On Nov. 13, the Utah Commission on Civic and Character Education along with the Utah State Board of Education hosted the second annual Symposium on Social Studies and Civic Education in Utah Schools. During this event, Lydia Nuttall of Mountain Green was presented with the 2012 Community Leader in Civic and Character Education award by Lt. Governor, Greg Bell.
There is only one individual in the entire state chosen for this prestigious award, so Nuttall was understandably humbled and thrilled to receive it. She was honored for authoring the “Forgotten American Stories,” a compilation of stories ranging from the story behind the Star Spangled Banner, to Ellis Island and what it was like to immigrate to the United States.
Nuttall said that her life was changed after attending last year’s symposium and it inspired her to try and affect real change in her own home and in her community. The 2011 conference was entitled, “Social Studies and Civic/Character Education: Honoring Our Constitutional Promises to Utah’s Children.”
Speaking of the 2011 symposium, Nuttall quoted Rep. LaVar Christensen saying she wanted to “….teach foundational principals of freedom through stories that help connect Utah’s children with applying these principles in real life.”
“I learned for myself that there are two factors that make America free: Our unique form of government and the good character of the American people. When one or both of these attributes become weak due to lack of education and/or commitment to these factors, we Americans will experience erosion of freedom until we eventually become no different from any other country,” commented Nuttall.
Nuttall realized that as a mom it didn’t matter how much children succeed in learning math, English, playing soccer and dance, if we fail to teach them why we have freedom to do these things and how to actively do what it takes to keep those freedoms. She reflected on the fact that there are no more sparsely populated continents to flee to in order to re-establish freedoms that we neglected to teach our children to preserve.
In the ensuing months after that conference, Nuttall went to work. In an effort to gain answers to her own questions about our government, she attended local and state education meetings and did a whole lot of reading and research. Garnering support from the Morgan County community was a huge task, but her history of dedication to the school board and other civic involvement helped her achieve the backing she needed to make her “Forgotten American Stories” available to the public. Joel Coleman, member of the Utah State Board of Education, praised Nuttall saying, “For as long as I have been an elected board member, Lydia has personally attended every one of our State Board of Education meetings.
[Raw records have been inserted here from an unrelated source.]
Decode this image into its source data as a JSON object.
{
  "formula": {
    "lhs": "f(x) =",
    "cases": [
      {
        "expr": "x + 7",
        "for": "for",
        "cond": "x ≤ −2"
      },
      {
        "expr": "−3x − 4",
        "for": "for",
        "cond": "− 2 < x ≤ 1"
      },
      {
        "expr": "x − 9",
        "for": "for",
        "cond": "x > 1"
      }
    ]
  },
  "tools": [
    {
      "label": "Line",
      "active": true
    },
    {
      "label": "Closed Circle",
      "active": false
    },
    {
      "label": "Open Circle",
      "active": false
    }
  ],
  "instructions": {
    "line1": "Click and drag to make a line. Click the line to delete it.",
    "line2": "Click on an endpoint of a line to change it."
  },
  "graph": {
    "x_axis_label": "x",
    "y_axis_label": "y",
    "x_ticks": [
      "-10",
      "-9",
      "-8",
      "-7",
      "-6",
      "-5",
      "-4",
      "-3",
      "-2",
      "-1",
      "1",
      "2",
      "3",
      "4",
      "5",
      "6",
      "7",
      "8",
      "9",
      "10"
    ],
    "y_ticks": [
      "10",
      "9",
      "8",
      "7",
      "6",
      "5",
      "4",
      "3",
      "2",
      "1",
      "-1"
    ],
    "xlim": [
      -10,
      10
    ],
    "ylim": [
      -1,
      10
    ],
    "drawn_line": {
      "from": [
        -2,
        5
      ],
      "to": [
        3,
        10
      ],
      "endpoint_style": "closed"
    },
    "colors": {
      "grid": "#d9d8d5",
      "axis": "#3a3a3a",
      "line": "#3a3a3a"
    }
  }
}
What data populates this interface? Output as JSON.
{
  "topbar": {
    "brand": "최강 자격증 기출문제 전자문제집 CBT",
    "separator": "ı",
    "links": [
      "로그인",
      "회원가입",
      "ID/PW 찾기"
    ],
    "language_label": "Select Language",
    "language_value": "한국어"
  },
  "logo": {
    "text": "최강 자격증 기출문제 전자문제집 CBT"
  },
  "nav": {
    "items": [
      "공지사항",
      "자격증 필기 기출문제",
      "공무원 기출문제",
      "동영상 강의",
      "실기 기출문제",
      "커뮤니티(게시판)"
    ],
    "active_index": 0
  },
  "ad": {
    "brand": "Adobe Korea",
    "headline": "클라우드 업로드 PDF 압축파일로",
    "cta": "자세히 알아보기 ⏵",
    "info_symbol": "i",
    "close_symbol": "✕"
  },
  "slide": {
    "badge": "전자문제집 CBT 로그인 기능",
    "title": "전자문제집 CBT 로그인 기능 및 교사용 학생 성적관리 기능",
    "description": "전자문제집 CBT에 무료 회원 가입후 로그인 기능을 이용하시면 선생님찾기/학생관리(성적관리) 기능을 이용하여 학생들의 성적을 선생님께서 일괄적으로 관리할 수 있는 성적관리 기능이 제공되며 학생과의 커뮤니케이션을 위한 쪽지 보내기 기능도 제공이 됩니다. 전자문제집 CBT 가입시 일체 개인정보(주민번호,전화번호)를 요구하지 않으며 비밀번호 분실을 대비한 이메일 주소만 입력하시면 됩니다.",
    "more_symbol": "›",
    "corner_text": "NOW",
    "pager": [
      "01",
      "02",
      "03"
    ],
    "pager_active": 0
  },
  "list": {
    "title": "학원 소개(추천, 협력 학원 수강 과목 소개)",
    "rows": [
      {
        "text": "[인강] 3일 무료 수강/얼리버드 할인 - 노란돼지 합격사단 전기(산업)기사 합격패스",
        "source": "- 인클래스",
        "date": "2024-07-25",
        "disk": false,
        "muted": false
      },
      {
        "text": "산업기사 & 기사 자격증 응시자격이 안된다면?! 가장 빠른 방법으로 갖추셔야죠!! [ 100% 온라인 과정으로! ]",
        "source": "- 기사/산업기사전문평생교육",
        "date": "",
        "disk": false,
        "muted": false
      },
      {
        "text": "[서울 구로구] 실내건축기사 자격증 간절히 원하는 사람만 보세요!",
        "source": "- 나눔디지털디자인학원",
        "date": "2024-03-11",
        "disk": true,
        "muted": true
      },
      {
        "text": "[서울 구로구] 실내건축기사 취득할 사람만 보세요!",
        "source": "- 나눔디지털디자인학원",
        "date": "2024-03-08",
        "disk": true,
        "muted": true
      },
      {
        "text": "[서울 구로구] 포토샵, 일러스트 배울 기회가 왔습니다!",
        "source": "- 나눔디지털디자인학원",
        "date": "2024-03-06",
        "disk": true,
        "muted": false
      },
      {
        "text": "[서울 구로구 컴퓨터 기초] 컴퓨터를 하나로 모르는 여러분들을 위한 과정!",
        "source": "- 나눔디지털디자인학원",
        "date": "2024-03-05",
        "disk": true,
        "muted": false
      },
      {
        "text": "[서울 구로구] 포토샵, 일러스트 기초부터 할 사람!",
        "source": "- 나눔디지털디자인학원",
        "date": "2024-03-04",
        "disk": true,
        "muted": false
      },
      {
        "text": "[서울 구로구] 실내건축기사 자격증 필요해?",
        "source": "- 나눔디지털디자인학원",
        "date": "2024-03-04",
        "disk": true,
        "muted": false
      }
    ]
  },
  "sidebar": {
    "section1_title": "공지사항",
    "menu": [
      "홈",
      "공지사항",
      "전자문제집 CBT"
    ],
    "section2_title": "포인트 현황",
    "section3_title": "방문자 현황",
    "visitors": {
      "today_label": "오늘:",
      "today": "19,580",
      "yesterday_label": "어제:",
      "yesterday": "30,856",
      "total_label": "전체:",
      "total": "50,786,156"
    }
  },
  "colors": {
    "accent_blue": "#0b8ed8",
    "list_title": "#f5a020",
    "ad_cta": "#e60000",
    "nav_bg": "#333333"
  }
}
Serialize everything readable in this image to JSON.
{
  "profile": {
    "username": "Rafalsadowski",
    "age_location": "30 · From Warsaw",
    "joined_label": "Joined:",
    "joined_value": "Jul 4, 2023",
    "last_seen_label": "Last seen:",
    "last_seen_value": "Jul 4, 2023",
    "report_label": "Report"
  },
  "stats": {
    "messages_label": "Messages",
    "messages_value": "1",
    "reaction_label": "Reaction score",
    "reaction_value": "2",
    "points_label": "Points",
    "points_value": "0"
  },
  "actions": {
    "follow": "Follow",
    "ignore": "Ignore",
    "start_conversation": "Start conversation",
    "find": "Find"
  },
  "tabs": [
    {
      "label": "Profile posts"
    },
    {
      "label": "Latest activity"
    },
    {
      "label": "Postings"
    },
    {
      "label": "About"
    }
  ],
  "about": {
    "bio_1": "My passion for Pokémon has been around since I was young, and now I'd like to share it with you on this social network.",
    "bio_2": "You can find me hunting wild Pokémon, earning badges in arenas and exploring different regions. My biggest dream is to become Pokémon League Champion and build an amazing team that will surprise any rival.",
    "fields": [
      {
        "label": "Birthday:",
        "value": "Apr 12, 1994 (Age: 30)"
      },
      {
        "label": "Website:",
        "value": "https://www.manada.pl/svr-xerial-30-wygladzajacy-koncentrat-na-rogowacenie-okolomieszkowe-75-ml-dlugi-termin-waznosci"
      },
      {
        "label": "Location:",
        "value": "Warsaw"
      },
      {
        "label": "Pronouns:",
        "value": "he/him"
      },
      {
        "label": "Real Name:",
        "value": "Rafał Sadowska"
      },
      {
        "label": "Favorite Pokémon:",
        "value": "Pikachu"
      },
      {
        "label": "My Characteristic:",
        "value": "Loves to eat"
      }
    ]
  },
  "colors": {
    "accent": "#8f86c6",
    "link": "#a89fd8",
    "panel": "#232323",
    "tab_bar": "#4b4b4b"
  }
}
She keeps a good eye on us. She is passionate about strengthening and deepening her community’s appreciation for and understanding of America’s Constitution and the rich heritage we all share as citizens of the United States of America.”
Four years ago, Nuttall said that she didn’t even know that the Constitution she had hanging on the wall of her home was actually the Declaration of Independence. So the highlight of writing the stories for her was the fact that she can bring this history to people like her in the community who know or remember little of the people and principles that founded this country and made it great. She said that actually receiving support and recognition from state and local leaders for this undertaking just blew her away.
Morgan County School District Superintendant Ken Adams took time away from personal commitments to attend the presentation of this award and said that he attended because “Lydia worked very hard on this project and provided families and the community with a great historical resource centered around our Constitution.” Nuttall expressed appreciation for Adams’ attendance and also appreciated that city employee, Teresa Shope attended with her husband Mike who is head of the transportation department for the school district.